I think there is no doubt that Chad's amazing photo  shows plants that 
are L. aloides or quadricolor. If you compare the watercolor paintings 
in Duncan's book, it looks more like L. quadricolor. Arnold's is less 
clear, but more like L. aloides  or  perhaps L. luteola and there is 
always a possibility with any of the ones we grow from seed that they 
could be hybrids. If you look at photos in iNaturalist you will see a 
wide variation in the photos of each species so that doesn't necessarily 
help.

I punted before I got to Lachenalia thunbergii and have always intended 
to go back and add a description of it. If Julian Slade and/or Alan 
Horstmann are still on this list and reading this, please give us your 
opinion or anyone else who feels knowledgeable about this genus. I'd be 
happy to add Chad and Arnold's photos to the wiki once there is 
agreement about what they are. Also I'd welcome an opinion about the 
photos on the wiki. It's very hard when we have photos for something 
that gets split 7 ways and no way to measure from a photo.  Also looking 
at the Lachenalias I have grown under the name aloides,  they look 
different at different stages which just adds to the confusion.

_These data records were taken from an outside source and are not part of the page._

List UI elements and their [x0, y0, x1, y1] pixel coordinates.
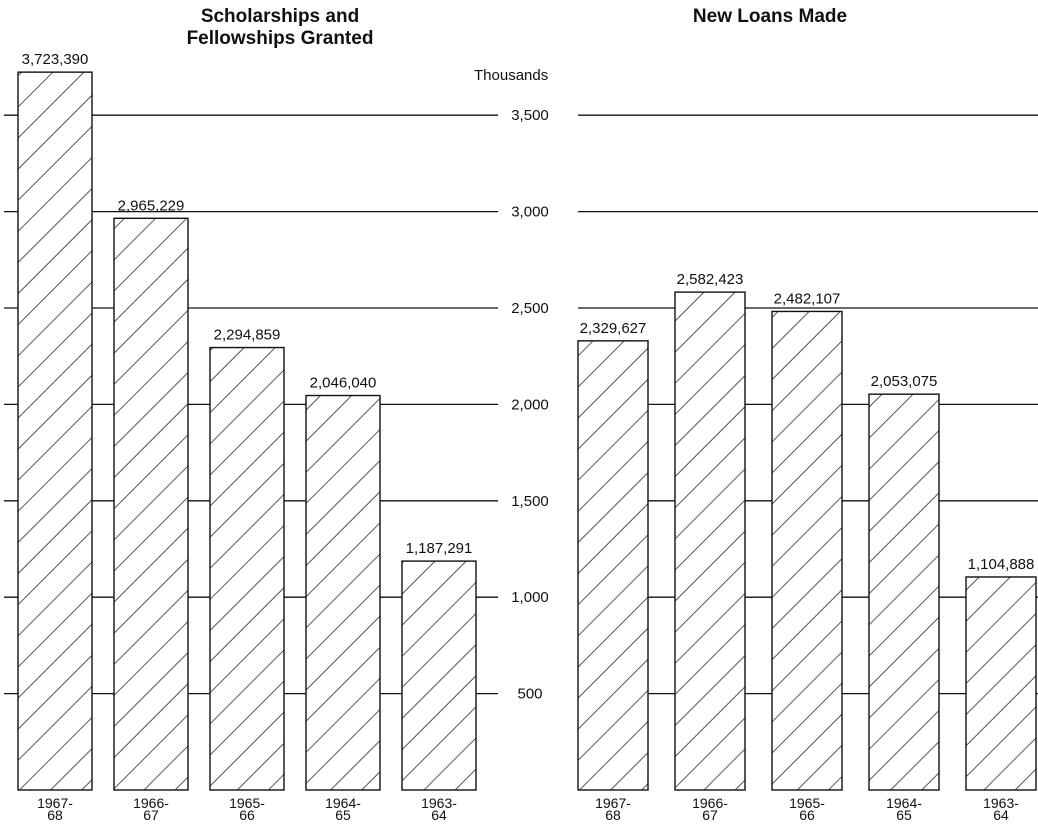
- x-tick-label: 66: [799, 807, 815, 823]
- y-tick-label: 2,500: [511, 300, 549, 317]
- bar-value-label: 2,965,229: [118, 197, 185, 214]
- bar-scholarships-1967-68: [18, 72, 92, 790]
- bar-value-label: 2,482,107: [774, 290, 841, 307]
- x-tick-label: 67: [702, 807, 718, 823]
- x-tick-label: 67: [143, 807, 159, 823]
- y-tick-label: 500: [517, 686, 542, 703]
- bar-loans-1967-68: [578, 341, 648, 790]
- bar-scholarships-1966-67: [114, 218, 188, 790]
- bar-value-label: 1,104,888: [968, 556, 1035, 573]
- bar-loans-1966-67: [675, 292, 745, 790]
- bar-value-label: 2,053,075: [871, 373, 938, 390]
- y-tick-label: 1,000: [511, 589, 549, 606]
- bar-loans-1965-66: [772, 311, 842, 790]
- bar-loans-1964-65: [869, 394, 939, 790]
- y-tick-label: 3,000: [511, 204, 549, 221]
- x-tick-label: 68: [47, 807, 63, 823]
- x-tick-label: 64: [993, 807, 1009, 823]
- bar-value-label: 2,046,040: [310, 375, 377, 392]
- x-tick-label: 68: [605, 807, 621, 823]
- y-tick-label: 3,500: [511, 107, 549, 124]
- x-tick-label: 65: [335, 807, 351, 823]
- x-tick-label: 64: [431, 807, 447, 823]
- y-tick-label: 2,000: [511, 396, 549, 413]
- bar-loans-1963-64: [966, 577, 1036, 790]
- bar-scholarships-1965-66: [210, 348, 284, 790]
- x-tick-label: 66: [239, 807, 255, 823]
- y-tick-label: 1,500: [511, 493, 549, 510]
- x-tick-label: 65: [896, 807, 912, 823]
- bar-scholarships-1963-64: [402, 561, 476, 790]
- bar-scholarships-1964-65: [306, 396, 380, 790]
- bar-value-label: 2,329,627: [580, 320, 647, 337]
- bar-value-label: 2,582,423: [677, 271, 744, 288]
- bar-value-label: 1,187,291: [406, 540, 473, 557]
- bar-value-label: 3,723,390: [22, 51, 89, 68]
- bar-value-label: 2,294,859: [214, 327, 281, 344]
- bars: [18, 72, 1036, 790]
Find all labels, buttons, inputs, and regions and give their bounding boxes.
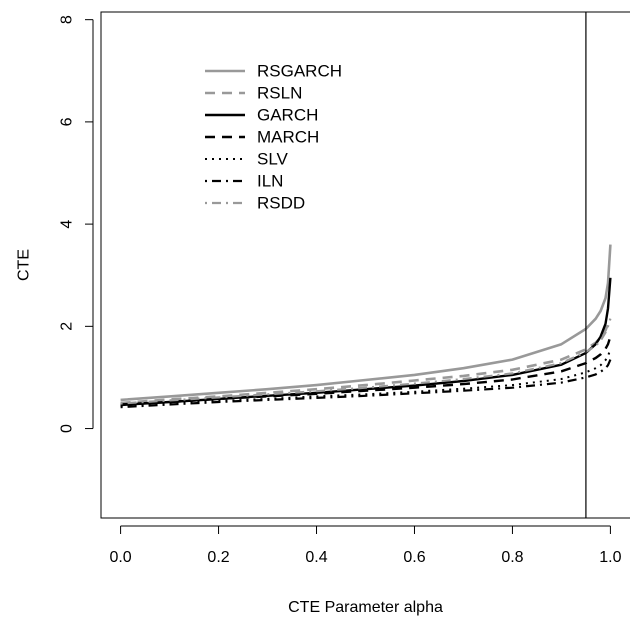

Thank goodness for L.  vanzyliae and L. flava. At least those two that 
were split out of L. aloides are distinctive enough there is less confusion.

Duncan lumped Lachenalia gillettii W.F.Barker, Lachenalia pustulata 
Jacq., and Lachenalia unicolor Jacq. into Lachenalia pallida Aiton and I 
thought some of these species looked different so I never got around to 
moving them on the wiki although I did note at the time I worked on 
those pages that Duncan was proposing to include all of them in L. pallida.